Quanto à questão da capacidade judiciária, a sua existência ou não também não depende do que venha a ser decidido na acção de maior acompanhado.
Com efeito, sendo a capacidade judiciária um pressuposto processual (susceptibilidade de estar, por si, em juízo – art. 15º, nº 1, do C.P.C.), a mesma tem de ser apreciada e a sua eventual falta regularizada no próprio processo.
Aliás, sendo a sua falta uma excepção, a mesma deveria ter sido invocada pelo R. na contestação, sem prejuízo da possibilidade do seu conhecimento oficioso pelo juiz.
No caso, porém, à data da instauração da acção, e enquanto a mesma prossegue, não há qualquer incapacidade da A., que está na plena posse do exercício dos seus direitos, não havendo qualquer decisão transitada em julgado que os limite. E não há incapacidade judiciária retroactiva.

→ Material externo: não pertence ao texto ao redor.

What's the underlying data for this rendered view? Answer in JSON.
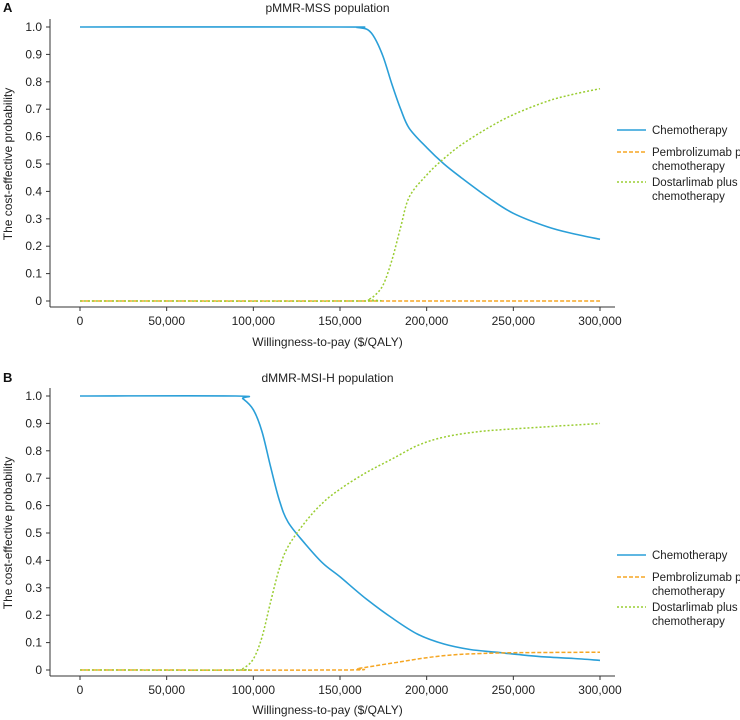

O que poderia suceder é que, não havendo qualquer sentença judicial definitiva a reconhecer uma eventual situação de incapacidade da A., se verificasse que esta estivesse de facto incapacitada para reger a sua pessoa, para compreender o alcance e significado dos seus actos. Tal situação está prevista na lei e tem uma regulamentação própria, a ter lugar nos próprios autos, nos termos do art. 17º do C.P.C.
Ora, a A. esteve presente na tentativa de conciliação no dia 27/04/2022 e nenhuma dúvida se levantou aos presentes, designadamente à Sra. Juiz que presidiu à diligência, sobre a sua capacidade (nada consta da acta respectiva em sentido contrário, nomeadamente nada foi requerido nesse sentido pela mandatária do R., com poderes especiais para o representar).
E no processo nenhuma questão foi levantada, designadamente pelo R., nesse sentido, mesmo perante os factos que alegou na contestação, até 7 dias antes da data designada para a audiência de julgamento, quando apresentou o requerimento de suspensão da instância.
Mesmo nesse requerimento, o R. não faz alusão a qualquer questão respeitante à capacidade da A., nem concretiza o motivo pelo qual deve haver lugar à suspensão no caso concreto, limitando-se a invocar argumentos genéricos e de direito [“verifica-se que o que se discute na ação especial de acompanhamento de maior é uma causa prejudicial relativamente a estes autos, porquanto vai apreciar-se uma questão cuja resolução pode modificar a situação jurídica que tem que ser considerada para a decisão deste pleito. Assim, visto que a ação agora intentada é causa prejudicial e a decisão a proferir naqueles autos irá influenciar a decisão a proferir nestes, com vista à economia e à coerência dos julgamentos entre duas ações pendentes, considerando a especial conexão entre ambas (…)”].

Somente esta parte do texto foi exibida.